The work of emerging African designers is becoming better documented now. In the fall of 2011, Helen Jennings, editor of ARISE magazine - a large format quarterly dedicated to global African culture - published her book, New African Fashion. In her interview for AnOther Magazine, Jennings says that she was compelled to write the book because there was no tome on the subject, but "there seemed…a huge thirst and need for one." In her book, Jennings thoroughly explores the history of African fashion and its evolution into a flourishing trade. She captures its muses, models and a group of African designers who are making, or are about to make, a splash by offering their own interpretation of their culture. New African Fashion is an invaluable source.
Some of the designers featured in the book include Jewel By Lisa, Maki Oh and Blackcoffee. Nigeria's Jewel By Lisa combines craftsmanship with eye-popping designs and ankara fabric. She was the first to embellish this traditional fabric with Swarowski crystals, beads, sequins etc. Each garment takes an average of 120 hours to make!
|Maki Oh F/W 2011 (Source: Maki-oh.com).|
Amaka Osakwe of Maki Oh is turning heads with her take on modern female sensuality. Each of her collections include indigenous features and traditional adire fabrics, which she turns into a beautiful contemporary material. Maki Oh rejects ankara, claiming that it is not originally African (it used to be referred to as Dutch Wax from Holland; Nigeria became an insatiable market for it), focusing on more traditional motifs. In the words of Osakwe, "the Maki Oh woman is a multi-faceted being with a strong sense of identity."
All about form and functionality, Jacques van der Watt, founder of Black Coffee, studied Japanese and English pattern-cutting techniques before launching his highly conceptual label in 1998. Jennings states that, for over a decade, his label has helped forge a contemporary identity for South African fashion.
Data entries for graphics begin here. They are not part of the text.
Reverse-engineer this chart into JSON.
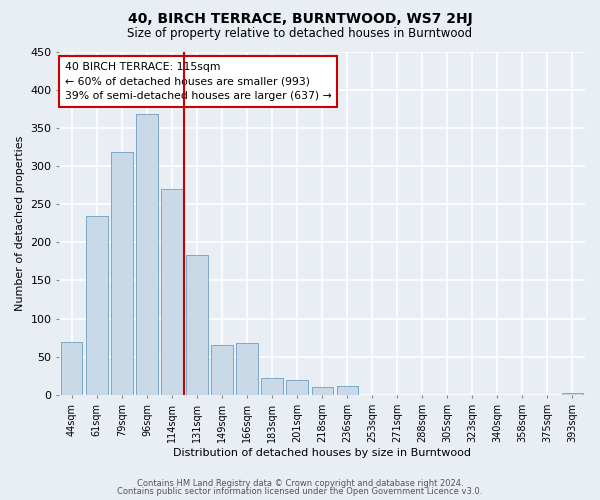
{
  "title": "40, BIRCH TERRACE, BURNTWOOD, WS7 2HJ",
  "subtitle": "Size of property relative to detached houses in Burntwood",
  "xlabel": "Distribution of detached houses by size in Burntwood",
  "ylabel": "Number of detached properties",
  "categories": [
    "44sqm",
    "61sqm",
    "79sqm",
    "96sqm",
    "114sqm",
    "131sqm",
    "149sqm",
    "166sqm",
    "183sqm",
    "201sqm",
    "218sqm",
    "236sqm",
    "253sqm",
    "271sqm",
    "288sqm",
    "305sqm",
    "323sqm",
    "340sqm",
    "358sqm",
    "375sqm",
    "393sqm"
  ],
  "values": [
    70,
    235,
    318,
    368,
    270,
    183,
    65,
    68,
    22,
    19,
    10,
    12,
    0,
    0,
    0,
    0,
    0,
    0,
    0,
    0,
    2
  ],
  "bar_color": "#c9d9e8",
  "bar_edge_color": "#7aaac8",
  "vline_color": "#cc0000",
  "vline_x": 4.5,
  "annotation_title": "40 BIRCH TERRACE: 115sqm",
  "annotation_line1": "← 60% of detached houses are smaller (993)",
  "annotation_line2": "39% of semi-detached houses are larger (637) →",
  "annotation_box_color": "white",
  "annotation_box_edge_color": "#cc0000",
  "ylim": [
    0,
    450
  ],
  "yticks": [
    0,
    50,
    100,
    150,
    200,
    250,
    300,
    350,
    400,
    450
  ],
  "footnote1": "Contains HM Land Registry data © Crown copyright and database right 2024.",
  "footnote2": "Contains public sector information licensed under the Open Government Licence v3.0.",
  "background_color": "#e8eef4",
  "grid_color": "white"
}
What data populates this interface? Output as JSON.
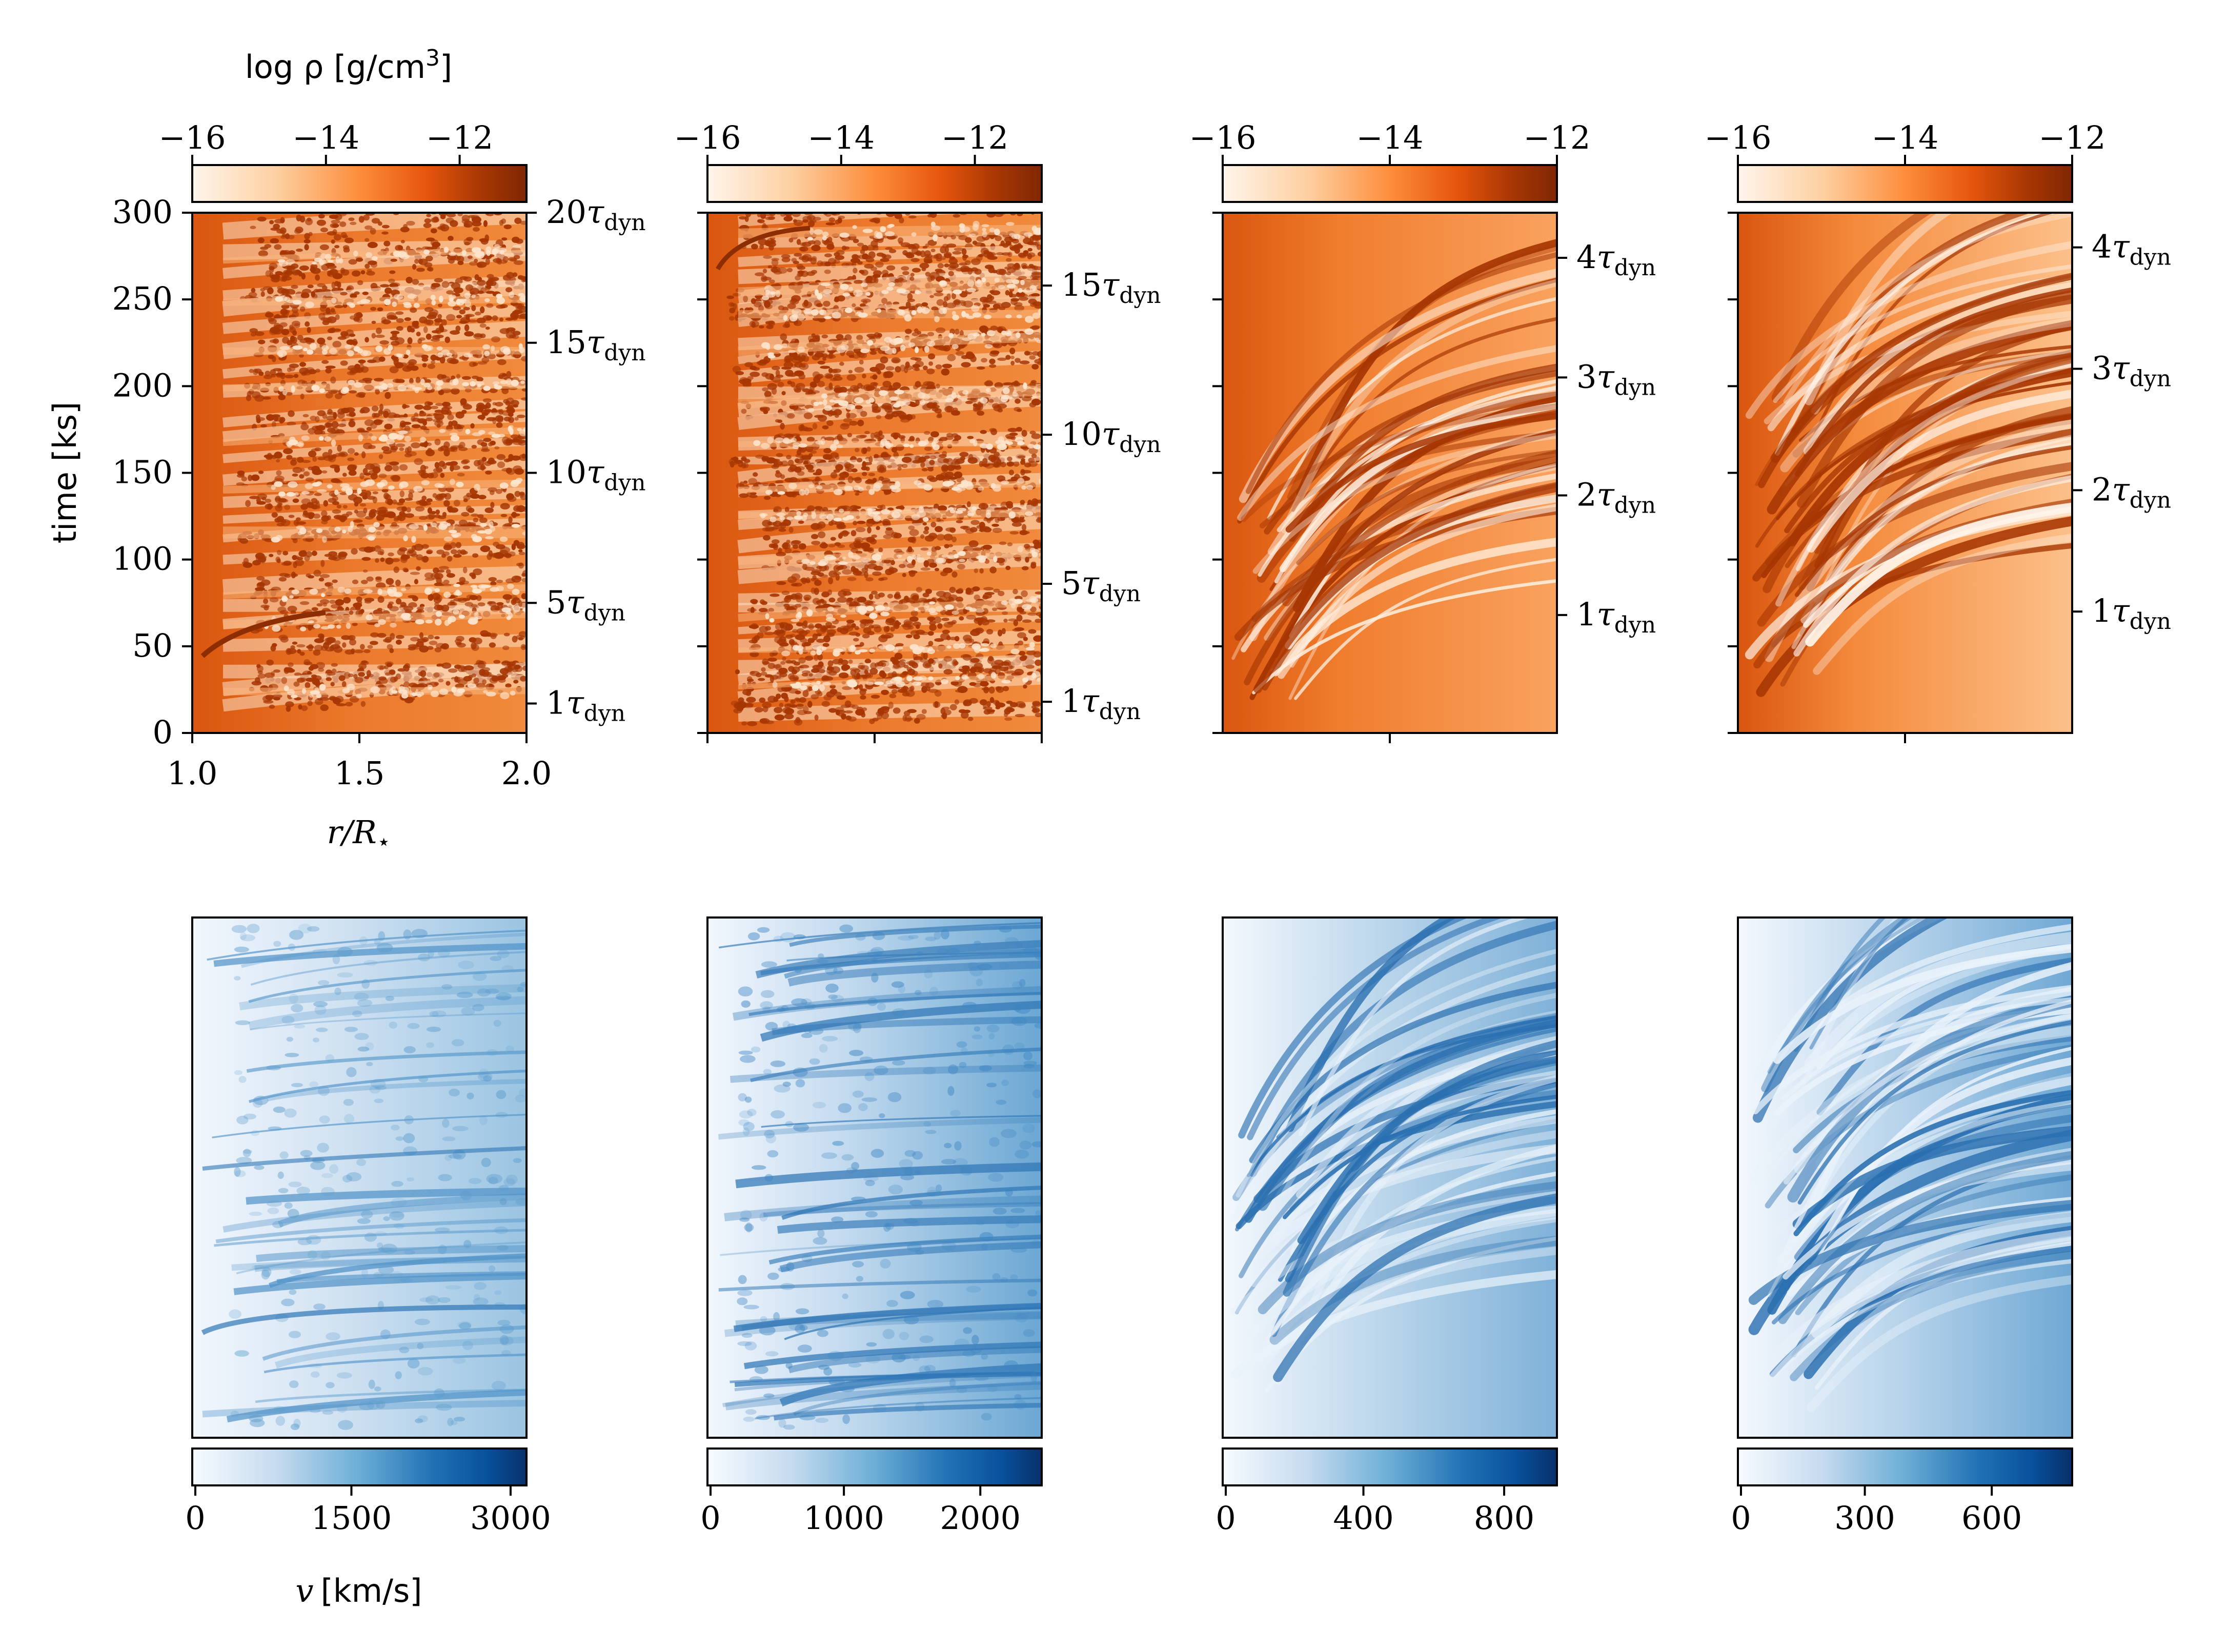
{
  "figure": {
    "colorbar_density_label": "log ρ [g/cm",
    "colorbar_density_label_exp": "3",
    "colorbar_density_label_close": "]",
    "time_axis_label": "time [ks]",
    "radius_axis_label": "r/R",
    "radius_axis_label_sub": "⋆",
    "velocity_axis_label_var": "v",
    "velocity_axis_label_units": "[km/s]",
    "tau_symbol": "τ",
    "tau_subscript": "dyn"
  },
  "colors": {
    "density_cmap": [
      "#fff5eb",
      "#fdd0a2",
      "#fd8d3c",
      "#e6550d",
      "#a63603",
      "#7f2704"
    ],
    "velocity_cmap": [
      "#f7fbff",
      "#c6dbef",
      "#6baed6",
      "#2171b5",
      "#08519c",
      "#08306b"
    ],
    "density_base": "#e8651c",
    "velocity_base": "#d6e6f4"
  },
  "chart_data": [
    {
      "type": "heatmap",
      "quantity": "log density",
      "panel": 1,
      "xlabel": "r/R⋆",
      "ylabel": "time [ks]",
      "xlim": [
        1.0,
        2.0
      ],
      "ylim": [
        0,
        300
      ],
      "xticks": [
        "1.0",
        "1.5",
        "2.0"
      ],
      "yticks": [
        "0",
        "50",
        "100",
        "150",
        "200",
        "250",
        "300"
      ],
      "colorbar": {
        "label": "log ρ [g/cm3]",
        "range": [
          -16,
          -11
        ],
        "ticks": [
          "−16",
          "−14",
          "−12"
        ]
      },
      "tau_dyn_ticks": [
        {
          "label": "1",
          "time": 17
        },
        {
          "label": "5",
          "time": 75
        },
        {
          "label": "10",
          "time": 150
        },
        {
          "label": "15",
          "time": 225
        },
        {
          "label": "20",
          "time": 300
        }
      ]
    },
    {
      "type": "heatmap",
      "quantity": "log density",
      "panel": 2,
      "ylim": [
        0,
        300
      ],
      "colorbar": {
        "range": [
          -16,
          -11
        ],
        "ticks": [
          "−16",
          "−14",
          "−12"
        ]
      },
      "tau_dyn_ticks": [
        {
          "label": "1",
          "time": 18
        },
        {
          "label": "5",
          "time": 86
        },
        {
          "label": "10",
          "time": 172
        },
        {
          "label": "15",
          "time": 258
        }
      ]
    },
    {
      "type": "heatmap",
      "quantity": "log density",
      "panel": 3,
      "ylim": [
        0,
        300
      ],
      "colorbar": {
        "range": [
          -16,
          -12
        ],
        "ticks": [
          "−16",
          "−14",
          "−12"
        ]
      },
      "tau_dyn_ticks": [
        {
          "label": "1",
          "time": 68
        },
        {
          "label": "2",
          "time": 137
        },
        {
          "label": "3",
          "time": 205
        },
        {
          "label": "4",
          "time": 274
        }
      ]
    },
    {
      "type": "heatmap",
      "quantity": "log density",
      "panel": 4,
      "ylim": [
        0,
        300
      ],
      "colorbar": {
        "range": [
          -16,
          -12
        ],
        "ticks": [
          "−16",
          "−14",
          "−12"
        ]
      },
      "tau_dyn_ticks": [
        {
          "label": "1",
          "time": 70
        },
        {
          "label": "2",
          "time": 140
        },
        {
          "label": "3",
          "time": 210
        },
        {
          "label": "4",
          "time": 280
        }
      ]
    },
    {
      "type": "heatmap",
      "quantity": "velocity",
      "panel": 1,
      "colorbar": {
        "label": "v [km/s]",
        "range": [
          0,
          3150
        ],
        "ticks": [
          "0",
          "1500",
          "3000"
        ]
      }
    },
    {
      "type": "heatmap",
      "quantity": "velocity",
      "panel": 2,
      "colorbar": {
        "range": [
          0,
          2450
        ],
        "ticks": [
          "0",
          "1000",
          "2000"
        ]
      }
    },
    {
      "type": "heatmap",
      "quantity": "velocity",
      "panel": 3,
      "colorbar": {
        "range": [
          0,
          950
        ],
        "ticks": [
          "0",
          "400",
          "800"
        ]
      }
    },
    {
      "type": "heatmap",
      "quantity": "velocity",
      "panel": 4,
      "colorbar": {
        "range": [
          0,
          790
        ],
        "ticks": [
          "0",
          "300",
          "600"
        ]
      }
    }
  ]
}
In his own words, "my designs happen very organically, but my aim is always to dress the creative, adventurous woman."
And the list goes on... African designers are not only offering a unique interpretation of their continent, but also, in many cases, are consciously supporting Africa's economy by enlisting local artisans, factories and workers to make their garments. Because many of the traditional processes date back dozens of years, they're more environmentally sound than some contemporary techniques. Engaging in more trade with Africa leads to economic improvements in the region, which, in turn, can help raise the standard of living. African designers are not only promoting, but actively participating in the advancement of the continent. We can expect the "Dark Continent" to bask in the spotlight for a considerable time to come.